Barloworld says the standby offer by the management-led consortium to acquire its ordinary shares has become wholly unconditional, removing the final barriers and paving the way for the takeover to proceed.
The announcement on Wednesday followed the waiver of competition approval previously required from the Common Market for Eastern and Southern Africa (Comesa). With this condition lifted, the management-led consortium is now able to proceed with finalising the offer. Barloworld confirmed that no material adverse changes had emerged and no rival bids had surfaced.

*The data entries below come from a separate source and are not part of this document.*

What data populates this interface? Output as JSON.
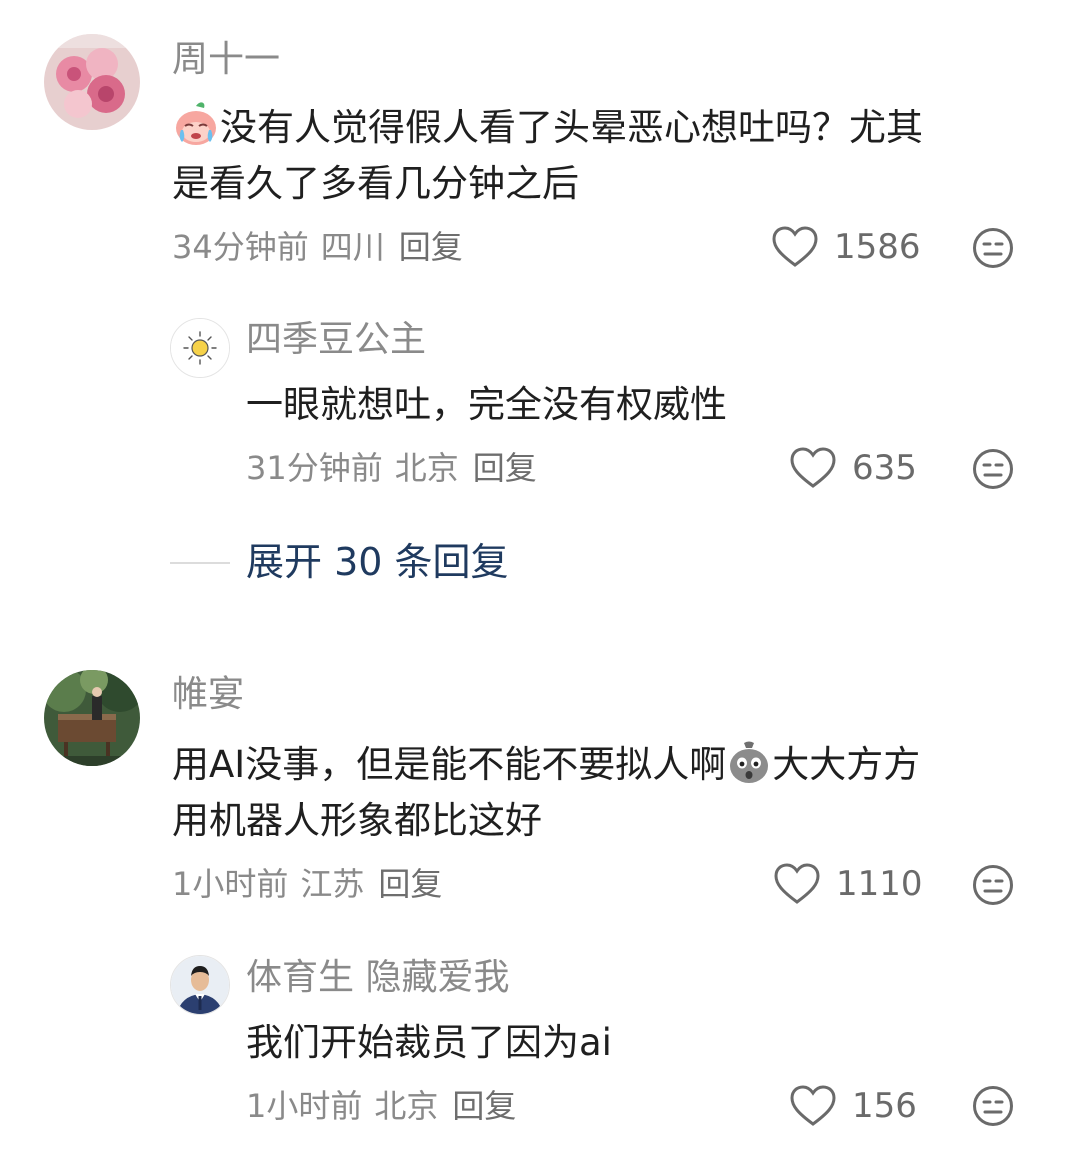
{
  "comments": [
    {
      "username": "周十一",
      "text_line1": "没有人觉得假人看了头晕恶心想吐吗？尤其",
      "text_line2": "是看久了多看几分钟之后",
      "emoji": "crying-peach-emoji",
      "time": "34分钟前",
      "location": "四川",
      "reply_label": "回复",
      "likes": "1586",
      "avatar": "pink-roses-avatar",
      "reply": {
        "username": "四季豆公主",
        "text": "一眼就想吐，完全没有权威性",
        "time": "31分钟前",
        "location": "北京",
        "reply_label": "回复",
        "likes": "635",
        "avatar": "sun-sketch-avatar"
      },
      "expand_label": "展开 30 条回复"
    },
    {
      "username": "帷宴",
      "text_part1": "用AI没事，但是能不能不要拟人啊",
      "text_part2": "大大方方",
      "text_line2": "用机器人形象都比这好",
      "emoji": "shocked-sack-emoji",
      "time": "1小时前",
      "location": "江苏",
      "reply_label": "回复",
      "likes": "1110",
      "avatar": "forest-piano-avatar",
      "reply": {
        "username": "体育生 隐藏爱我",
        "text": "我们开始裁员了因为ai",
        "time": "1小时前",
        "location": "北京",
        "reply_label": "回复",
        "likes": "156",
        "avatar": "man-in-suit-avatar"
      }
    }
  ],
  "colors": {
    "username": "#8a8a8a",
    "body": "#1f1f1f",
    "expand": "#1f3a5f",
    "icon": "#6a6a6a"
  }
}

The offer process dates back to December 2024 when the consortium, led by Barloworld CEO Dominic Sewela, initially proposed to acquire all Barloworld ordinary shares via a scheme of arrangement. The consortium consists primarily of two major stakeholders: Gulf Falcon, a subsidiary of Saudi Arabia’s Zahid Group; and Entsha, an SA company linked to Sewela.

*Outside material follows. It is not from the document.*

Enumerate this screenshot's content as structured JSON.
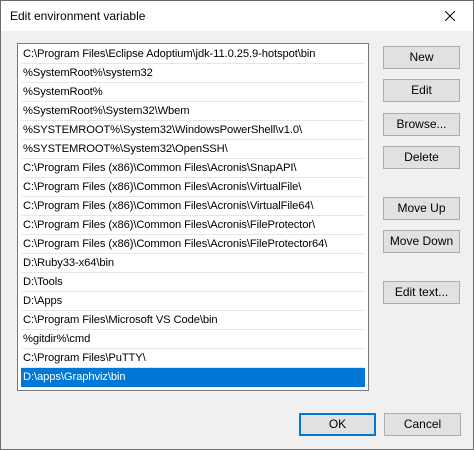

After shareholders rejected the resolutions required for that scheme at an extraordinary general meeting in early 2025, the transaction automatically shifted to a standby offer under SA company law.
The consortium has since secured valid acceptances for about 41.6% of Barloworld’s issued ordinary shares, excluding treasury stock. Together with its existing holdings and those of the Barloworld Foundation, it now controls roughly 65% of the company. Though this falls short of the 90% compulsory acquisition threshold, the consortium waived that condition, confirming its intention to proceed without full ownership.

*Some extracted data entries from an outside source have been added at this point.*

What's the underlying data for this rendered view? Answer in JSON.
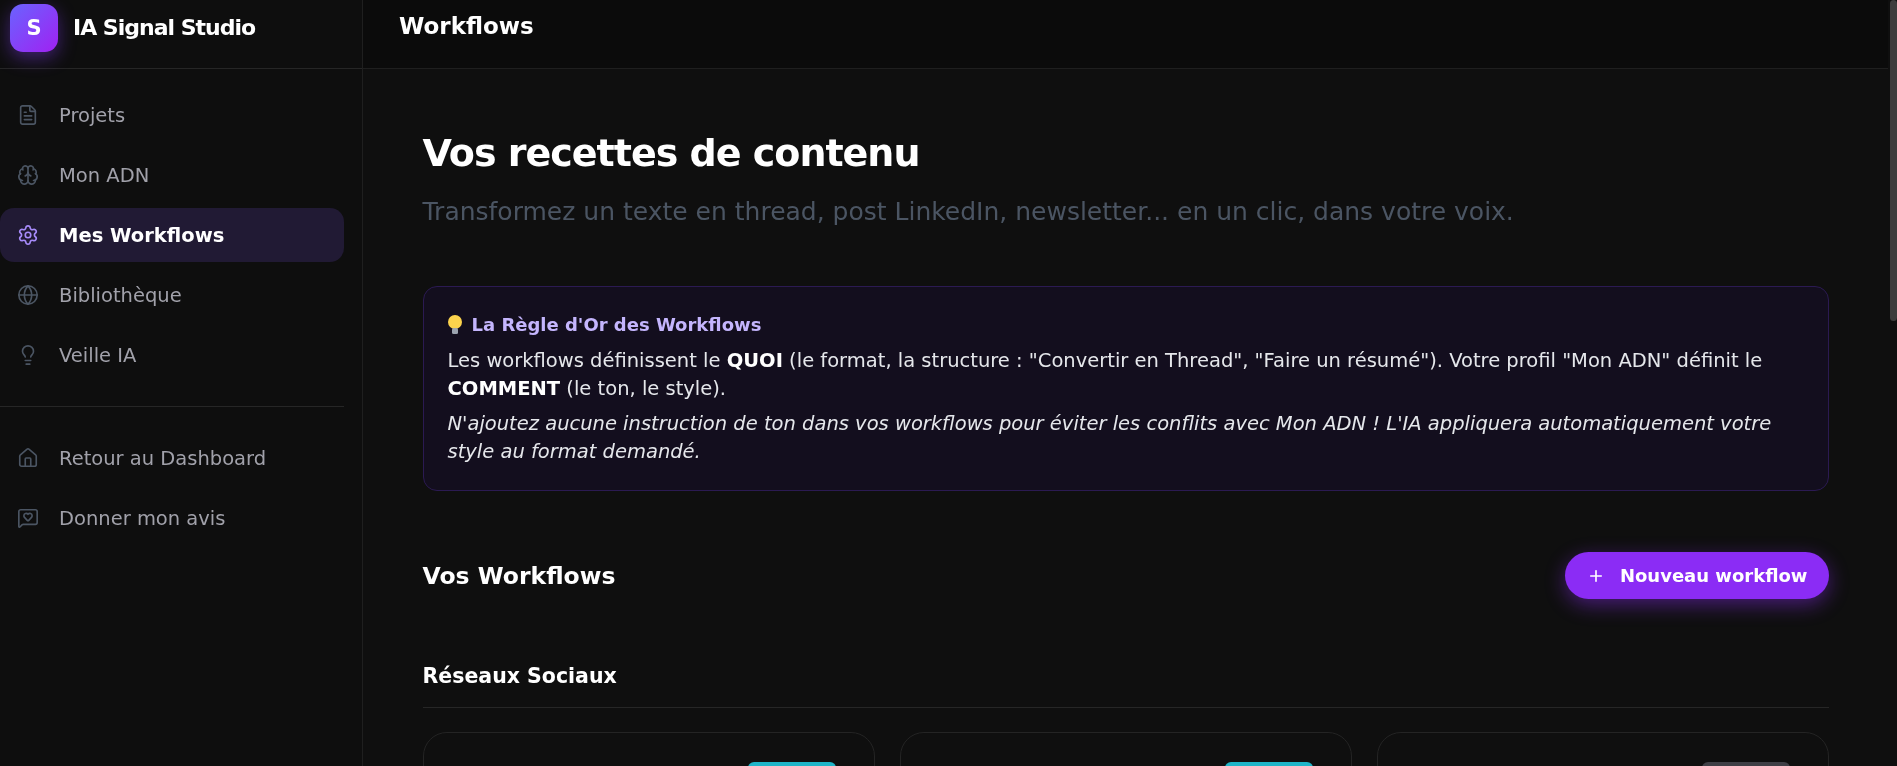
{
  "sidebar": {
    "logo": "S",
    "brand": "IA Signal Studio",
    "nav": [
      {
        "label": "Projets",
        "selected": false
      },
      {
        "label": "Mon ADN",
        "selected": false
      },
      {
        "label": "Mes Workflows",
        "selected": true
      },
      {
        "label": "Bibliothèque",
        "selected": false
      },
      {
        "label": "Veille IA",
        "selected": false
      }
    ],
    "footer_links": [
      {
        "label": "Retour au Dashboard"
      },
      {
        "label": "Donner mon avis"
      }
    ]
  },
  "header": {
    "title": "Workflows"
  },
  "hero": {
    "title": "Vos recettes de contenu",
    "subtitle": "Transformez un texte en thread, post LinkedIn, newsletter... en un clic, dans votre voix."
  },
  "tip": {
    "title": "La Règle d'Or des Workflows",
    "text": "Les workflows définissent le **QUOI** (le format, la structure : \"Convertir en Thread\", \"Faire un résumé\"). Votre profil \"Mon ADN\" définit le **COMMENT** (le ton, le style).",
    "note": "N'ajoutez aucune instruction de ton dans vos workflows pour éviter les conflits avec Mon ADN ! L'IA appliquera automatiquement votre style au format demandé."
  },
  "workflows": {
    "title": "Vos Workflows",
    "new_button": "Nouveau workflow",
    "sections": [
      {
        "title": "Réseaux Sociaux",
        "cards": [
          {
            "color": "#1fb5c8"
          },
          {
            "color": "#1fb5c8"
          },
          {
            "color": "#3f3f46"
          }
        ]
      }
    ]
  }
}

Shareholders have until October 15 to accept the offer. The offer price is now R118.80 after the payment of a dividend in June. Holders who do not tender by the deadline will retain their shares, as compulsory acquisition will not apply.
With unconditional status now secured, the consortium is set to consolidate control of the 122-year-old industrial group, while a minority free float is expected to remain unless more shareholders tender before mid-October.